If we look at the longer term, we see that gold does offer protection against currency depreciation. The gold price is volatile on a daily basis, but on balance the gold price has risen sharply over the past few decades. Since 1971, it has even increased by an average of 8% year-on-year, which means that the precious metal protects your purchasing power from inflation in the long term. And in the long term, the precious metal does that much better than the savings account, because the savings interest rate was on average much lower than 8%.

At the moment, the outlook for savers looks completely bleak. Inflation is high, but savings rates are at 0%. The real interest rate - that is, the interest rate minus inflation - has therefore been negative for a number of years. And they are very favourable conditions for gold. The graph below shows that the gold price fell when real interest rates were high and rose when real interest rates were negative. Meanwhile, the real interest rate in the US is about -6%, as we wrote earlier in This article. These are percentages that we have not seen since the late 1970s.

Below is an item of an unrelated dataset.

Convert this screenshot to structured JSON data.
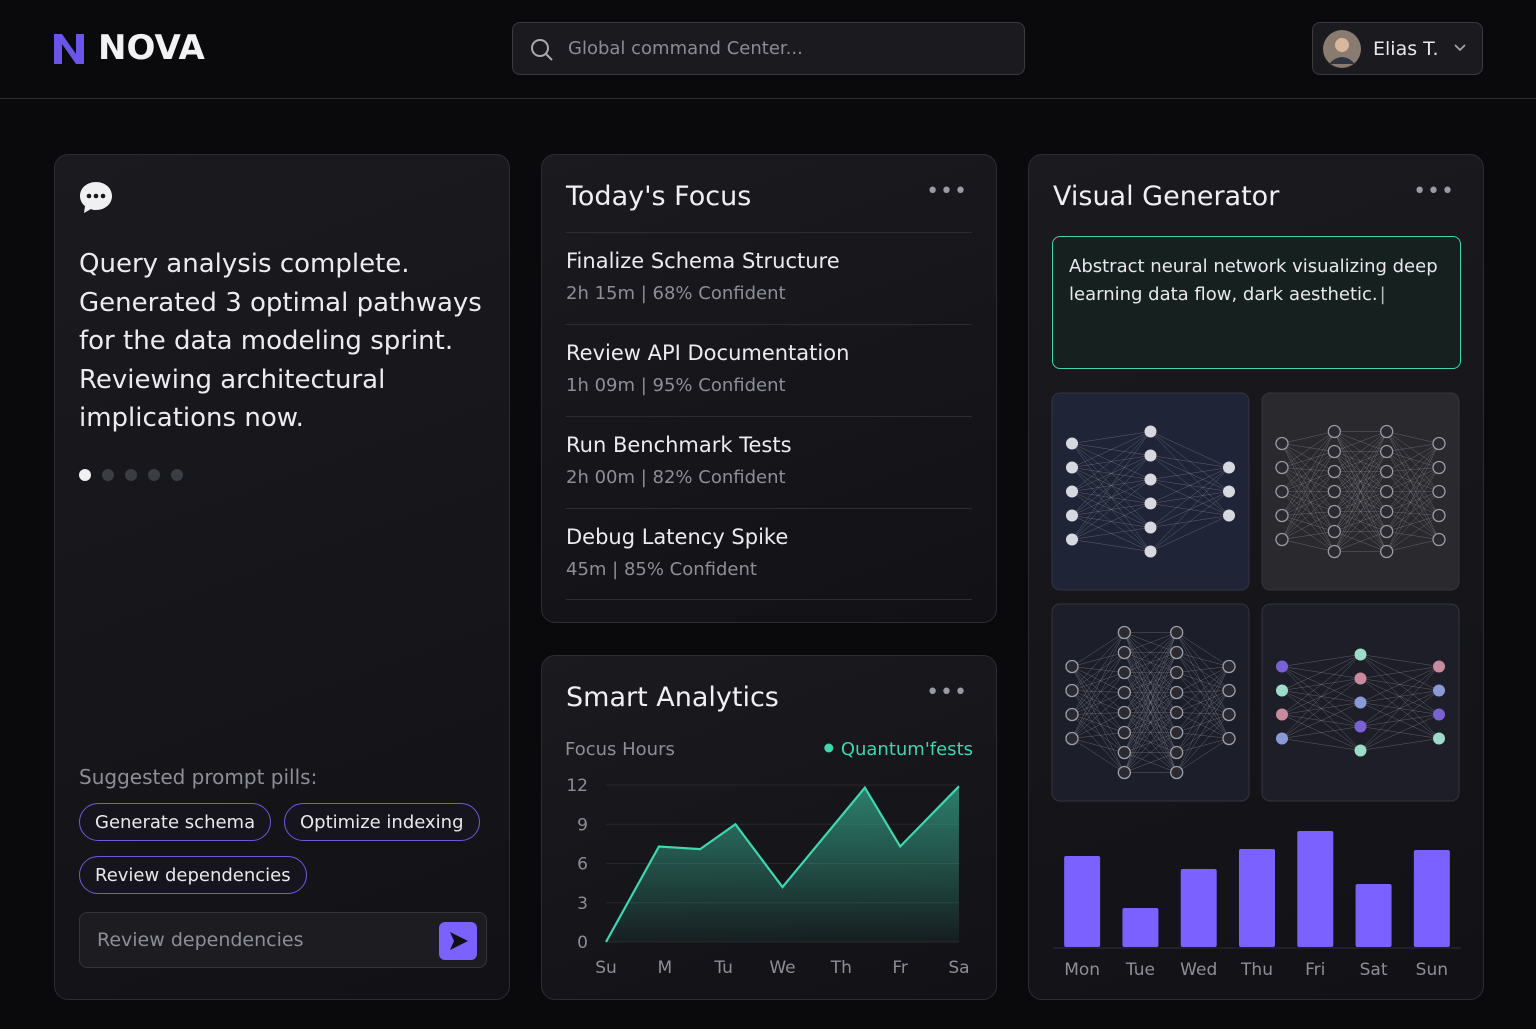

And as you know, the price of gold skyrocketed in those years.

Gold performs well at negative real interest rates (Source: World Gold Council)

5. What does this mean for my purchasing power?

A well-known saying in the financial world goes: 'Cash is King'. When a financial crisis breaks out and the prices of most asset classes fall, you can use cash to take advantage of all the buying opportunities in the market. But due to extremely low interest rates combined with high inflation, you are now paying a relatively high price to stay in cash. The savings account yields 0% interest, while the valuations of, for example, real estate and shares go through the roof. So you miss out on a lot of returns by staying in cash.

As a saver, should you participate in this madness? Of course, that depends entirely on your personal situation. But as long as inflation remains high and interest rates remain low, saving yields nothing. In fact, the purchasing power of your savings evaporates. That is why it remains important to diversify your portfolio.

And even though the price of gold can fluctuate considerably in the short term, in the long term the precious metal has proven to retain its purchasing power. In addition, gold has little correlation with other investments, so the precious metal can reduce the downside risk of a well-diversified investment portfolio.

Disclaimer: Goudstandaard does not provide investment advice and this article should not be considered as such. Past performance is no guarantee of future results.